家族のケアを担う「まち」を作る北九州の挑戦、若者たちが引き付けられる理由
福岡県北九州市にあるNPO法人「抱樸」(ほうぼく)が12月2日まで1億円のクラウンドファンディングを募っている。「希望のまち」と名付けられた複合型福祉施設を建設するためだ(創設の経緯は「北九州・暴力団本部跡地に福祉施設が建つ意義」)。希望のまちのプロジェクトには20代、30代の若者が多く携わっている。なぜ彼らはこの活動に魅力を感じるのか。 【写真】11月5日、福岡市内で開かれた抱樸のシンポジウム ■家族のケアを担う人がいない 2026年中の開設を目指す「希望のまち」は3階建ての施設。生活困窮者のための救護施設から、子どもや家族を支援する相談室、デートで使えるようなおしゃれなレストランまで、地域の誰もが気軽に出入りできる「まち」作りを目指している。希望のまちを設立する抱樸は、1988年から36年間ホームレス支援を行ってきた。抱樸の理事長、奥田知志さんは希望のまちは「家族機能の社会化」だと表現する。

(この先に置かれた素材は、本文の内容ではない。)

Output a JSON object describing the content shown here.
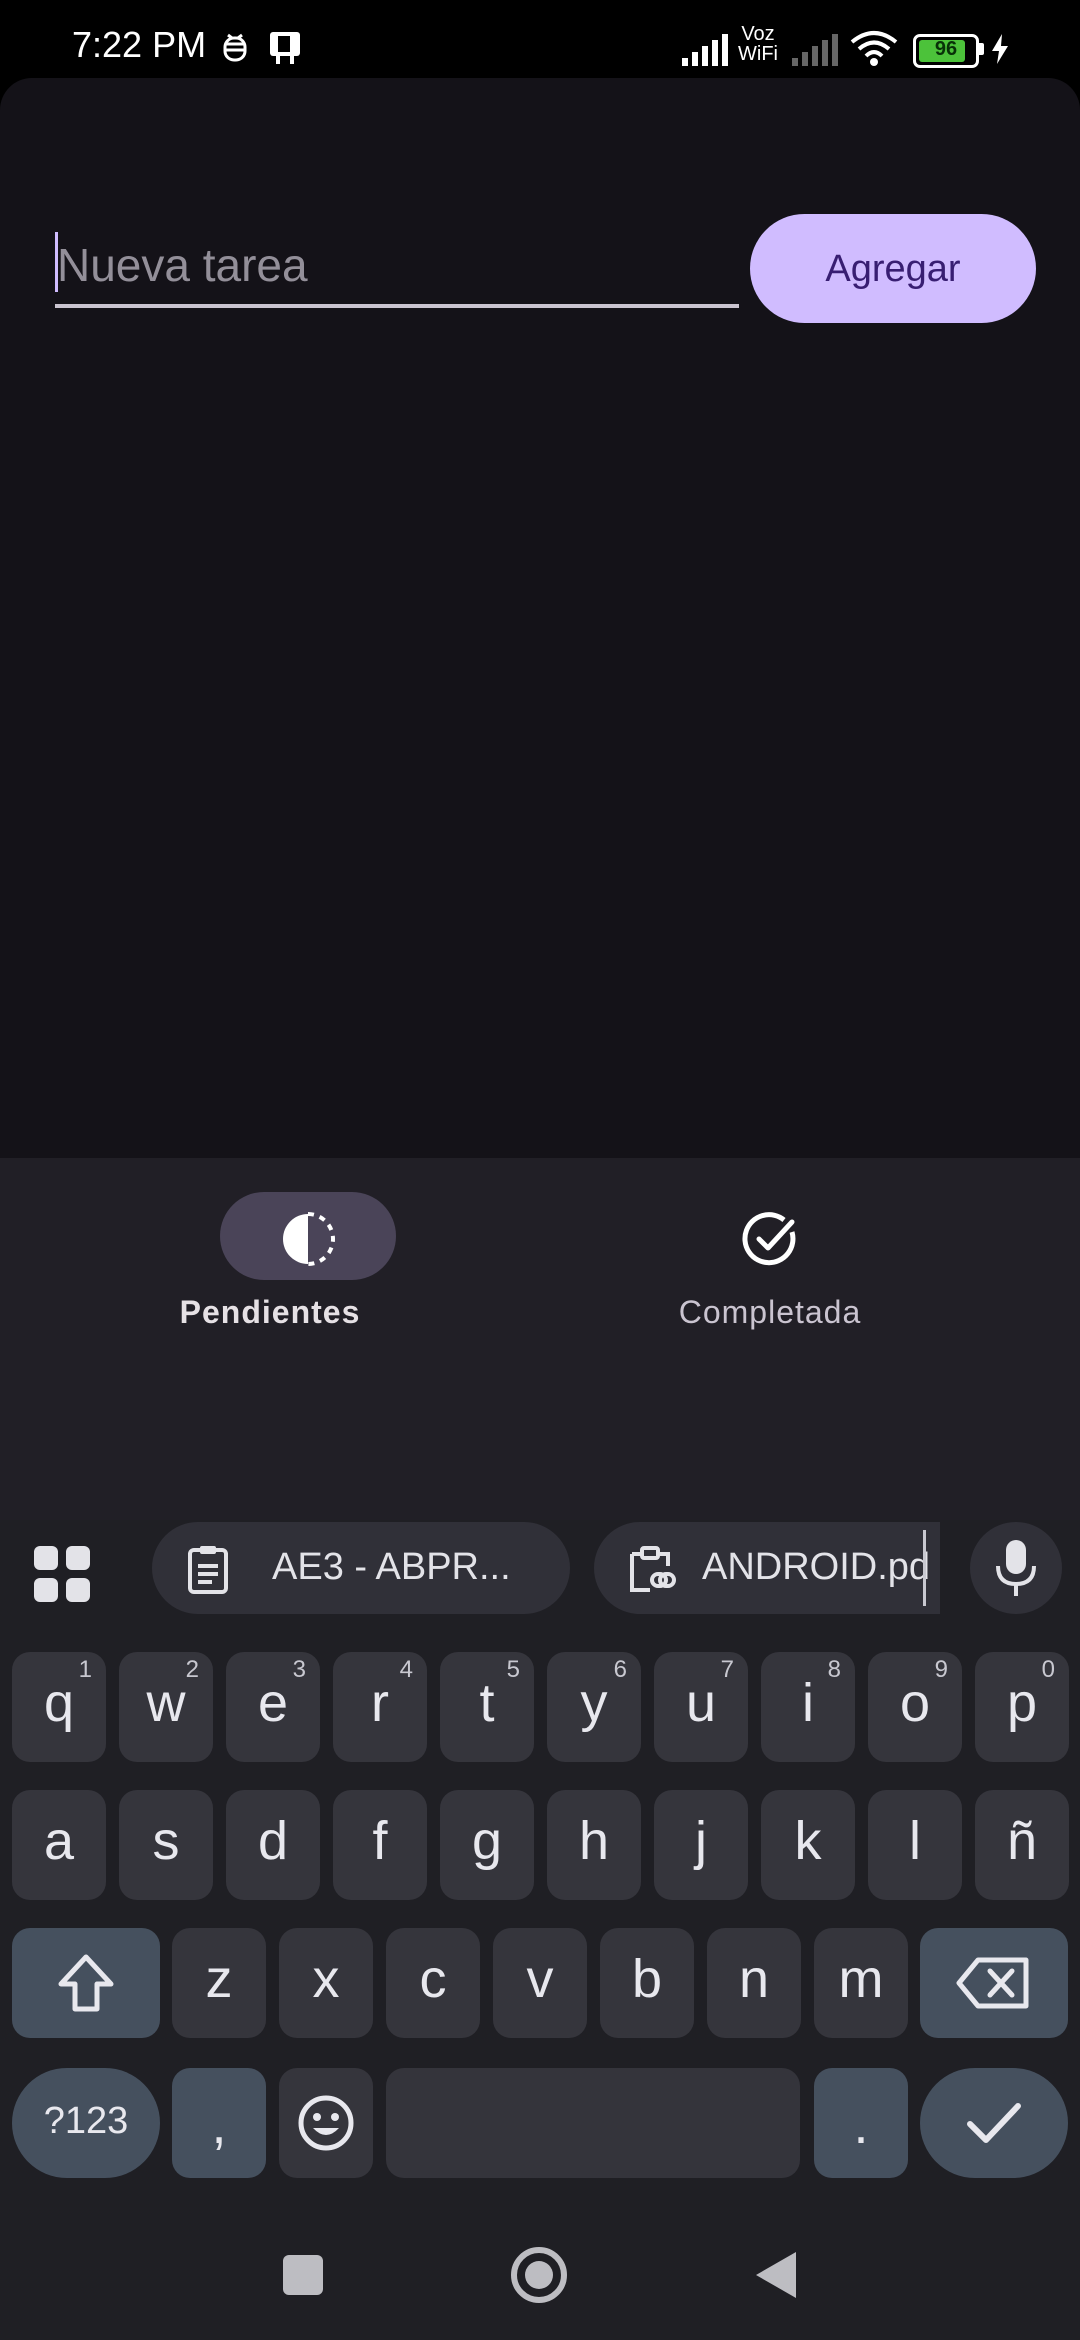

「1980年代、一番多い家族の形は両親と子どもの核家族で、全体の約4割を占めていましたが、現代ではこの形の家族は約25%にまで減った。一方、最も多いのは単身世帯で、38%に上ります。単身では『今日は顔色が悪いね』と言ってくれる人がいない」 これまで産業化社会は、家族にケアの役割を担わせてきた。企業の働き手である夫の体力の回復は専業主婦だった妻が担った。将来の働き手である子どもの養育もまた、多くが妻の仕事だった。
だが、家族が多様化し女性の就労は当たり前になったことで、ケアの役割を果たす者が十分にいなくなった。家族のケアの力が痩せ細っているのだ。それにもかかわらず、ケアは家族が行うべきだとの考え方は今も根強い。単身者の場合、地域とのつながりが希薄になれば、途端に孤立し、相談相手がいなくなってしまう。 頼りたくても誰にも頼れない人が増えている。ホームレス支援を行ってきた抱樸のこれまでの活動は、炊き出しや夜のパトロールで様子を尋ねるなど、困窮しまたは孤立状態にある人へのケアを担ってきた。